Die zur Testung in der Häuslichkeit notwendigen Selbsttests werden weiterhin durch das Ministerium für Bildung und Kindertagesförderung gestellt. Die Organisation der Ausgabe von Selbsttests erfolgt durch die Schulleitungen in eigener Verantwortung. Vonseiten des Bildungsministeriums wird dabei empfohlen, im Schnitt 2 Selbsttests pro Person pro Woche herauszugeben. In jedem Fall sollte eine Verlagerung der Testreserven von den Schulen in die Häuslichkeit vermieden werden.

2. Maskenpflicht (§§ 5-8)

a) Regelungen der Schul-Corona-Vorordnung 

Mund-Nase-Bedeckungspflicht in Schulgebäuden sowie in und auf schulischen Anlagen

  • Grundsätzlich hat jede Person, die sich in Schulgebäuden oder in und auf allen schulischen Anlagen aufhält, eine Mund-Nase-Bedeckung zu tragen. Bei Personal des Landes Mecklenburg-Vorpommern handelt es sich hierbei um eine Dienstpflicht. Atemschutzmasken können bei Lehrerinnen und Lehrern sowie bei weiterem Schulpersonal mit besonderem Risiko für schwere COVID-19 Erkrankungsverläufe in eigener Zuständigkeit der betroffenen Person erwogen werden. Ausnahmen von der Pflicht zum Tragen einer Mund-Nase-Bedeckung sind abschließend in dieser Verordnung geregelt.
  • Wird innerhalb von Schulgebäuden oder jedweder schulischer Anlage der Pflicht zum Tragen einer Mund-Nase-Bedeckung vorwerfbar nicht nachgekommen, darf die Schulleiterin oder der Schulleiter die Person sofort und für die Dauer des Kalendertages des Schulgeländes verweisen.
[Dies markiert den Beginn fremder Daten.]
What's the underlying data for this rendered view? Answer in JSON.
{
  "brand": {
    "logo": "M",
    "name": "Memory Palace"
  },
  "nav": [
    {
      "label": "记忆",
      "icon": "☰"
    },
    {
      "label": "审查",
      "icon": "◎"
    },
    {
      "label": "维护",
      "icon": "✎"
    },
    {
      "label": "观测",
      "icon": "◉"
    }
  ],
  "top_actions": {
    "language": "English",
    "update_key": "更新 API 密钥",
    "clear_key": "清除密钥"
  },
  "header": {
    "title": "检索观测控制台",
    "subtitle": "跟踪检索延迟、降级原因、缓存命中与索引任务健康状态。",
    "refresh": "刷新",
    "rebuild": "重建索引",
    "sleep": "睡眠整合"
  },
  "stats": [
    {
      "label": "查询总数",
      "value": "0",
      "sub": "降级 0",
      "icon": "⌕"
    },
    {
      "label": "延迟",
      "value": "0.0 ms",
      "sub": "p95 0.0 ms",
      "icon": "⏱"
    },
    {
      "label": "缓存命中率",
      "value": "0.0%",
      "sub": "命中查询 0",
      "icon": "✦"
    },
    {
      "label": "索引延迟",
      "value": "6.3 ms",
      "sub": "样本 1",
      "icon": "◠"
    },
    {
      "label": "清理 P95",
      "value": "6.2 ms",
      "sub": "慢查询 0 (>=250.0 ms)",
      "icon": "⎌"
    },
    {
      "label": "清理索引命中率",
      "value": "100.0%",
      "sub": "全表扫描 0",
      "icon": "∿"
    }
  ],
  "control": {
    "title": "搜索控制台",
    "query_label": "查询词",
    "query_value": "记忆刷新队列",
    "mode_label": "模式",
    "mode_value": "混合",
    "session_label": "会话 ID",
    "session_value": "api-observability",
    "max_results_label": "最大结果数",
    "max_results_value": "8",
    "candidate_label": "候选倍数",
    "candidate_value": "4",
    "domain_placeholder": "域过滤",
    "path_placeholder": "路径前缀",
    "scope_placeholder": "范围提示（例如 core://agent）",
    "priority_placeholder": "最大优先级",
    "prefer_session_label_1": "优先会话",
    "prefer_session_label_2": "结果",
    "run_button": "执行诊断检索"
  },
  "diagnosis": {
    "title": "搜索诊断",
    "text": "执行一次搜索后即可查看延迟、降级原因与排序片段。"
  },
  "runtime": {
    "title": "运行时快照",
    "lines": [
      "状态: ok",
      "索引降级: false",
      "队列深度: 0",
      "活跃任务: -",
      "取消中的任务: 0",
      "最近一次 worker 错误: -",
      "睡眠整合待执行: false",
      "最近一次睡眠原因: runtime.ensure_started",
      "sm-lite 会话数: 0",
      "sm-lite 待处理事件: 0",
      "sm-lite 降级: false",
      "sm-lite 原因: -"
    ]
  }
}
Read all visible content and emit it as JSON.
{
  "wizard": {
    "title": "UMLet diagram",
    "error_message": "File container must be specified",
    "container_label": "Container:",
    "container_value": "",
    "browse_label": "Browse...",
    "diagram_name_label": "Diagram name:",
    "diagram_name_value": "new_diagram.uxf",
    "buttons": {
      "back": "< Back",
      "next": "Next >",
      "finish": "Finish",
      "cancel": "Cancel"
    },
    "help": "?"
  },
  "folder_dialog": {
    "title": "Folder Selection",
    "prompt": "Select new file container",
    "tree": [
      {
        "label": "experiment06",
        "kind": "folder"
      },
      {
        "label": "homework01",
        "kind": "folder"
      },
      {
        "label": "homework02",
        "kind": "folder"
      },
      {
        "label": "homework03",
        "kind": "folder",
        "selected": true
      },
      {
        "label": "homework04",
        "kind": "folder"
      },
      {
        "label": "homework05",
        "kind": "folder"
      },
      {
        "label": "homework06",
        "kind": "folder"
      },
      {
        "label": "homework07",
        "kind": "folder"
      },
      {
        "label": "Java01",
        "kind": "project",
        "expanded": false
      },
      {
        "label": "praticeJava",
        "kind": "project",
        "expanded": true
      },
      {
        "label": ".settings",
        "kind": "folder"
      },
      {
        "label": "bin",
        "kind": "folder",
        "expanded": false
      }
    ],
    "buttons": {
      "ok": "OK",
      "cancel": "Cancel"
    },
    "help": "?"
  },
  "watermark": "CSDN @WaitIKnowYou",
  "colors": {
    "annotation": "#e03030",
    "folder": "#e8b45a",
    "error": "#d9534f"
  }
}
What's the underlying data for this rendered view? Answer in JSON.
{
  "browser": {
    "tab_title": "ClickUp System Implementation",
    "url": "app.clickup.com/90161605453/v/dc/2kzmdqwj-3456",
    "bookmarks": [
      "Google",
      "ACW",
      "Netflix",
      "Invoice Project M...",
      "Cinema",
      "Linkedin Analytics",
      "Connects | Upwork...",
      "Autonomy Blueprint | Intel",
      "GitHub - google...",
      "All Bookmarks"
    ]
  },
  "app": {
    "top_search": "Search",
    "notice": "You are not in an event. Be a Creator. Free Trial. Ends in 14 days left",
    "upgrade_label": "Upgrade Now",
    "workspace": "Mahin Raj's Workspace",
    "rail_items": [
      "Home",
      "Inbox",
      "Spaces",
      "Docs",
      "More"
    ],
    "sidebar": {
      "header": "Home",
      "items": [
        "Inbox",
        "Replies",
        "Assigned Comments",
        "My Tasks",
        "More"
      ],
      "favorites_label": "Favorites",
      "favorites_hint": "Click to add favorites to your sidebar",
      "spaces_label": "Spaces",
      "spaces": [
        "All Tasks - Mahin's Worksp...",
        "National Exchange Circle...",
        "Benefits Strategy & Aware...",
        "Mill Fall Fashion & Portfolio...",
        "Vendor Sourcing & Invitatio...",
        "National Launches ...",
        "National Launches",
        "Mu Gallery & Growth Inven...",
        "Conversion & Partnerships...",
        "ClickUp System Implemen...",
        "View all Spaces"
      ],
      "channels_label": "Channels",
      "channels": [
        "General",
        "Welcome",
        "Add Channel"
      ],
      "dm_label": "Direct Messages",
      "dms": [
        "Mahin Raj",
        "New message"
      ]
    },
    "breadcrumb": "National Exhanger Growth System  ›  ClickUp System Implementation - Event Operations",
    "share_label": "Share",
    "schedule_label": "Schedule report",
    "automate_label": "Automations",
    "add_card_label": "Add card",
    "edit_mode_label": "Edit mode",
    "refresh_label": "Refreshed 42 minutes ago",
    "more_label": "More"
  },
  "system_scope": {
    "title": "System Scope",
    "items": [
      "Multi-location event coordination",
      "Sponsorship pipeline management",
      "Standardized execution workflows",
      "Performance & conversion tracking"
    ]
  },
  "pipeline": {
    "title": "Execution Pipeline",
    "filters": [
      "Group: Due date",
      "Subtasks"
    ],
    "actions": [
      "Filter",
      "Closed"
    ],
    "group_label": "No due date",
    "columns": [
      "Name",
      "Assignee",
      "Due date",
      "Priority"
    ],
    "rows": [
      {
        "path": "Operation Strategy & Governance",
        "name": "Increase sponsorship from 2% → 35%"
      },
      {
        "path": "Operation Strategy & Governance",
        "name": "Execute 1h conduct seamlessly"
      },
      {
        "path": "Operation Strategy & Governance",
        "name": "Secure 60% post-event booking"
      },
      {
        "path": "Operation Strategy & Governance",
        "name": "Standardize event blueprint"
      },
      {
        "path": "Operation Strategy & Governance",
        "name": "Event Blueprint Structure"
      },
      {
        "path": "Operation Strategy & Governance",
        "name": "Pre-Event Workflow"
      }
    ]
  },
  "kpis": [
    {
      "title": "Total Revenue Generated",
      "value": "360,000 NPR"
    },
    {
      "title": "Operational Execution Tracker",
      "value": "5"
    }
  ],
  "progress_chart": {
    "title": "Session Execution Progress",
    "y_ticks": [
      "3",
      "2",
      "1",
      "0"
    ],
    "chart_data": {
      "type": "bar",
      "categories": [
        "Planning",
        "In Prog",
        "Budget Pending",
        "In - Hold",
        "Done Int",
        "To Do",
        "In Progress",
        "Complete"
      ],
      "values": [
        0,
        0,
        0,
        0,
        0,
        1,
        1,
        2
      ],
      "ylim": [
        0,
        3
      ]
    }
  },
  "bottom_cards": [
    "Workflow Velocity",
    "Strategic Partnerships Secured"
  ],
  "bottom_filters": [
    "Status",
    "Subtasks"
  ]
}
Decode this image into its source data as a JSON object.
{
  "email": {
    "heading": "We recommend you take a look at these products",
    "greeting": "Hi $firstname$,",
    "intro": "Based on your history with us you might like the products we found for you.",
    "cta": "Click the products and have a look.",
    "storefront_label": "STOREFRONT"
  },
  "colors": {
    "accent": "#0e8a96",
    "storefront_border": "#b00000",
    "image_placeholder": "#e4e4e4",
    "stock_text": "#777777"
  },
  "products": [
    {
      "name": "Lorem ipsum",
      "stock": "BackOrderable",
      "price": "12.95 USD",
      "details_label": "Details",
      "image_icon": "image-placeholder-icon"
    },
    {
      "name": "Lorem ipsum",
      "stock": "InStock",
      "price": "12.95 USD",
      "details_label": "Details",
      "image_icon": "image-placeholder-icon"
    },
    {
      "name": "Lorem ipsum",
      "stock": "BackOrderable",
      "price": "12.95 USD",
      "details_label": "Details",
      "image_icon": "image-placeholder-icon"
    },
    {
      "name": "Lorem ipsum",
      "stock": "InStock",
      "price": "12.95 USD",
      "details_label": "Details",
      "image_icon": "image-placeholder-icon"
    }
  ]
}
Ausnahmen von der Mund-Nase-Bedeckungspflicht

 

Bei Bestehen einer Pflicht zum Tragen der Mund-Nase-Bedeckung sind in Schulen und in und auf allen schulischen Anlagen folgende Personen von dieser Pflicht ausgenommen (angeführt ist nur unsere Schule Relevantes):

 

  • Personen, die aufgrund einer medizinischen oder psychischen Beeinträchtigung oder wegen einer Behinderung keine Mund-Nase-Bedeckung tragen können. Die Einschränkung des Tragens einer Mund-Nase-Bedeckung aufgrund einer medizinischen oder psychischen Beeinträchtigung oder Behinderung ist glaubhaft zu machen. Im Zweifel kann die Vorlage eines ärztlichen Attestes verlangt werden;
  • Personen bei der unmittelbaren Nahrungs- oder Flüssigkeitsaufnahme;
  • Schülerinnen und Schüler, die sich im Freien bewegen;
  • Personen während des Unterrichts am Platz;
  • schulzugehörige Personen, die sich im Freien bewegen;
  • Personen, die sich allein in einem Raum befinden;
  • Personen während schriftlicher Prüfungen am Platz und während einer mündlichen oder fachpraktischen Prüfung

3. Schulische Veranstaltungen Für schulische Veranstaltungen gemäß Teil 7 SchulG M-V der öffentlichen Schulen oder schulische Veranstaltungen, die der Umsetzung der Pflicht aus § 117 Satz 2 SchulG M-V der Schulen in freier Trägerschaft dienen, finden die Regelungen der Corona-LVO M-V für Veranstaltungen in der jeweils geltenden Fassung Anwendung.